Only read this if your faith in God is secure

"Not to sound like a theocratic crank, but I'm actually shocked that students aren't compelled to read huge chunks of the Bible in high school and college, the way they must read Shakespeare or the Constitution or Mark Twain.

That's my intellectual defense of Bible reading. Now a more personal one. As a lax, non-Hebrew-speaking Jew, I spent my first 35 years roboting through religious rituals and incomprehensible prayers, honoring inexplicable holidays. None of it meant anything to me. Now it does. Reading the Bible has joined me to Jewish life in a way I never thought possible. I trace this to when I read about Jacob blessing his grandsons Ephraim and Manasseh at the end of Genesis. I suddenly realized: Oh, that's why I'm supposed to lay my hand on my son's head at Shabbat dinner and bless him in the names of Ephraim and Manasseh. That shock of recognition has been followed by many more—when I came across the words of the Shema, the most important Jewish prayer, in Deuteronomy, when I read about the celebration of Passover in the book of Ezra, when I read in Psalms the lyrics of Christian hymns I love to sing.

You notice that I haven't said anything about belief. I began the Bible as a hopeful, but indifferent, agnostic. I wished for a God, but I didn't really care. I leave the Bible as a hopeless and angry agnostic.

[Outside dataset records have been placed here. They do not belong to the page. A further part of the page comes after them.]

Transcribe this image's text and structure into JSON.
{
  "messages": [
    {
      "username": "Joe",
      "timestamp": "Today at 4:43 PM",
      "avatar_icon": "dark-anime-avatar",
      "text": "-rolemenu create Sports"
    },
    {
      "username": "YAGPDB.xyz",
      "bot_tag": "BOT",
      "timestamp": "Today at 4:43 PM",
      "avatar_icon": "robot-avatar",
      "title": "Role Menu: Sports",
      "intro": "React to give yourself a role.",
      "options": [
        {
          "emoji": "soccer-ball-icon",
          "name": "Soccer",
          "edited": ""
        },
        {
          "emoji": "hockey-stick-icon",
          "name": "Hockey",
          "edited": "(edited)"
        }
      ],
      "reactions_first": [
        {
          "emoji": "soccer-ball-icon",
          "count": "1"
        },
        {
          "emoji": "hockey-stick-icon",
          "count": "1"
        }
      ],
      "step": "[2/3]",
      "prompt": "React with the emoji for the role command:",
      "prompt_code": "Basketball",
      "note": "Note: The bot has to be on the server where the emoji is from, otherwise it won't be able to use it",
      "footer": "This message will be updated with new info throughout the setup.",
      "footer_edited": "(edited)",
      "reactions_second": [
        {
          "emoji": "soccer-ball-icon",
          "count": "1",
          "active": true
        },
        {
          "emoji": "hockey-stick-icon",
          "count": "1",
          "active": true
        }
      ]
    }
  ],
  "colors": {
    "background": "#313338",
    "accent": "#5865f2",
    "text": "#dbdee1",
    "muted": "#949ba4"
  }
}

I'm brokenhearted about God.

After reading about the genocides, the plagues, the murders, the mass enslavements, the ruthless vengeance for minor sins (or none at all), and all that smiting—every bit of it directly performed, authorized, or approved by God—I can only conclude that the God of the Hebrew Bible, if He existed, was awful, cruel, and capricious. He gives us moments of beauty—such sublime beauty and grace!—but taken as a whole, He is no God I want to obey and no God I can love."

That is David Plotz, Editor of Slate, writing Good Book: What I Learned from Reading the Entire Bible. Read it all here.

This God of Scripture is challenging! I think there is a response to David Plotz, though it's not easy to do in a few pithy words. What do you think?